Asset Services heißt grundsätzlich, mit den riesigen Fondsvermögen aktiv Geld zu verdienen. Aufgrund des Treuhandverhältnisses mit der Anlagekundschaft sind dem aber auch Grenzen gesetzt. Angesprochen sind im Rahmen des Risk Management damit auch die zahlreichen Interessenkonflikte.
Forster: Nutznießer sollten im Rahmen des Treuhandverhältnisses letztendlich die Fondsanleger sein. Interessenkonflikte nehmen wir daher sehr ernst, dies deshalb, weil nur die Vermeidung solcher die Integrität der DZ BANK-Gruppe in Bezug auf die Verwaltung und Erbringung von Dienstleistungen beim Asset Servicing Erfolg verspricht und mögliche Problemfelder im Vorhinein vermeidet. Die Grenzen liegen unserer Meinung nach noch immer klar bei der sicheren Verwahrung oder bei ethischen Themen wie z.B. Lebensmittel oder Fussballspielerrechte. Darum ist bei der Auswahl eines geeigneten Asset Servicer wichtig, dass dieser neben einem modernen Verwahrstellensystem auch eine Anbindung an verschiedene Schnittstellen und ein internationales Lagerstellennetz hat.
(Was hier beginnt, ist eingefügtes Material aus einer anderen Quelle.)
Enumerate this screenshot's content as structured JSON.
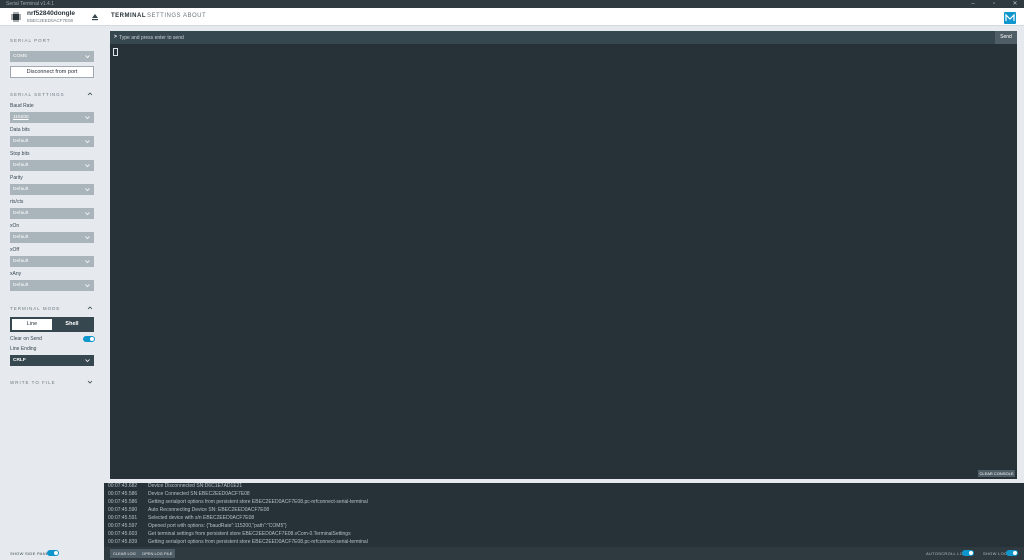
{
  "window": {
    "title": "Serial Terminal v1.4.1"
  },
  "device": {
    "name": "nrf52840dongle",
    "serial": "EBEC2EED0ACF7E08"
  },
  "tabs": [
    {
      "label": "TERMINAL"
    },
    {
      "label": "SETTINGS"
    },
    {
      "label": "ABOUT"
    }
  ],
  "sidebar": {
    "serial_port": {
      "header": "SERIAL PORT",
      "value": "COM5",
      "disconnect_label": "Disconnect from port"
    },
    "serial_settings": {
      "header": "SERIAL SETTINGS",
      "fields": [
        {
          "label": "Baud Rate",
          "value": "115200"
        },
        {
          "label": "Data bits",
          "value": "Default"
        },
        {
          "label": "Stop bits",
          "value": "Default"
        },
        {
          "label": "Parity",
          "value": "Default"
        },
        {
          "label": "rts/cts",
          "value": "Default"
        },
        {
          "label": "xOn",
          "value": "Default"
        },
        {
          "label": "xOff",
          "value": "Default"
        },
        {
          "label": "xAny",
          "value": "Default"
        }
      ]
    },
    "terminal_mode": {
      "header": "TERMINAL MODE",
      "line_label": "Line",
      "shell_label": "Shell",
      "clear_on_send_label": "Clear on Send",
      "line_ending_label": "Line Ending",
      "line_ending_value": "CRLF"
    },
    "write_to_file": {
      "header": "WRITE TO FILE"
    }
  },
  "terminal": {
    "prompt": ">",
    "placeholder": "Type and press enter to send",
    "send_label": "Send",
    "clear_console_label": "CLEAR CONSOLE"
  },
  "log": [
    {
      "time": "00:07:43.682",
      "message": "Device Disconnected SN:D6C1E7AD1E21"
    },
    {
      "time": "00:07:45.586",
      "message": "Device Connected SN:EBEC2EED0ACF7E08"
    },
    {
      "time": "00:07:45.586",
      "message": "Getting serialport options from persistent store EBEC2EED0ACF7E08.pc-nrfconnect-serial-terminal"
    },
    {
      "time": "00:07:45.590",
      "message": "Auto Reconnecting Device SN: EBEC2EED0ACF7E08"
    },
    {
      "time": "00:07:45.591",
      "message": "Selected device with s/n EBEC2EED0ACF7E08"
    },
    {
      "time": "00:07:45.597",
      "message": "Opened port with options: {\"baudRate\":115200,\"path\":\"COM5\"}"
    },
    {
      "time": "00:07:45.603",
      "message": "Get terminal settings from persistent store EBEC2EED0ACF7E08.vCom-0.TerminalSettings"
    },
    {
      "time": "00:07:45.839",
      "message": "Getting serialport options from persistent store EBEC2EED0ACF7E08.pc-nrfconnect-serial-terminal"
    }
  ],
  "footer": {
    "show_side_panel_label": "SHOW SIDE PANEL",
    "clear_log_label": "CLEAR LOG",
    "open_log_file_label": "OPEN LOG FILE",
    "autoscroll_log_label": "AUTOSCROLL LOG",
    "show_log_label": "SHOW LOG"
  },
  "colors": {
    "accent": "#0f97cd",
    "terminal_bg": "#263238",
    "sidebar_bg": "#e6eaef"
  }
}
Mit der DZ PRIVATBANK verfügen wir über Depotbanken in der Schweiz, in Luxemburg und in Deutschland mit eigenen Handels- und Abwicklungsabteilungen nebst Schnittstellen zu internen und externen Dienstleistern, z.B. im Rahmen des regulatorischen Reporting oder der Asset Valuation.
Welche Anforderungen stellen sich für Sie neuerdings im Rahmen der ESG-Bestimmungen aus EU-Brüssel und ESMA?
Forster: Nebst den Fondsleitungen haben auch die Depotbanken wichtige Aufgaben bei der Kontrolle der Einhaltung der ESG-Kriterien zu erfüllen. Dies ist nicht nur die Erwartung der ESMA, sondern insbesondere auch der Investoren. Diese wollen gewährleistet haben, dass sie kontrolliert und nachhaltig investieren können. Dabei werden in Zukunft nebst den Hauptaufgaben auch erweiterte Dienstleistungen im Rahmen der ESG-Datenanalyse und dem ESG-Reporting eine wichtige Rolle einnehmen.
Welcher betriebliche Spezialisierungsgrad soll anvisiert werden? Welche Leistungen können sinnvollerweise ausgelagert werden?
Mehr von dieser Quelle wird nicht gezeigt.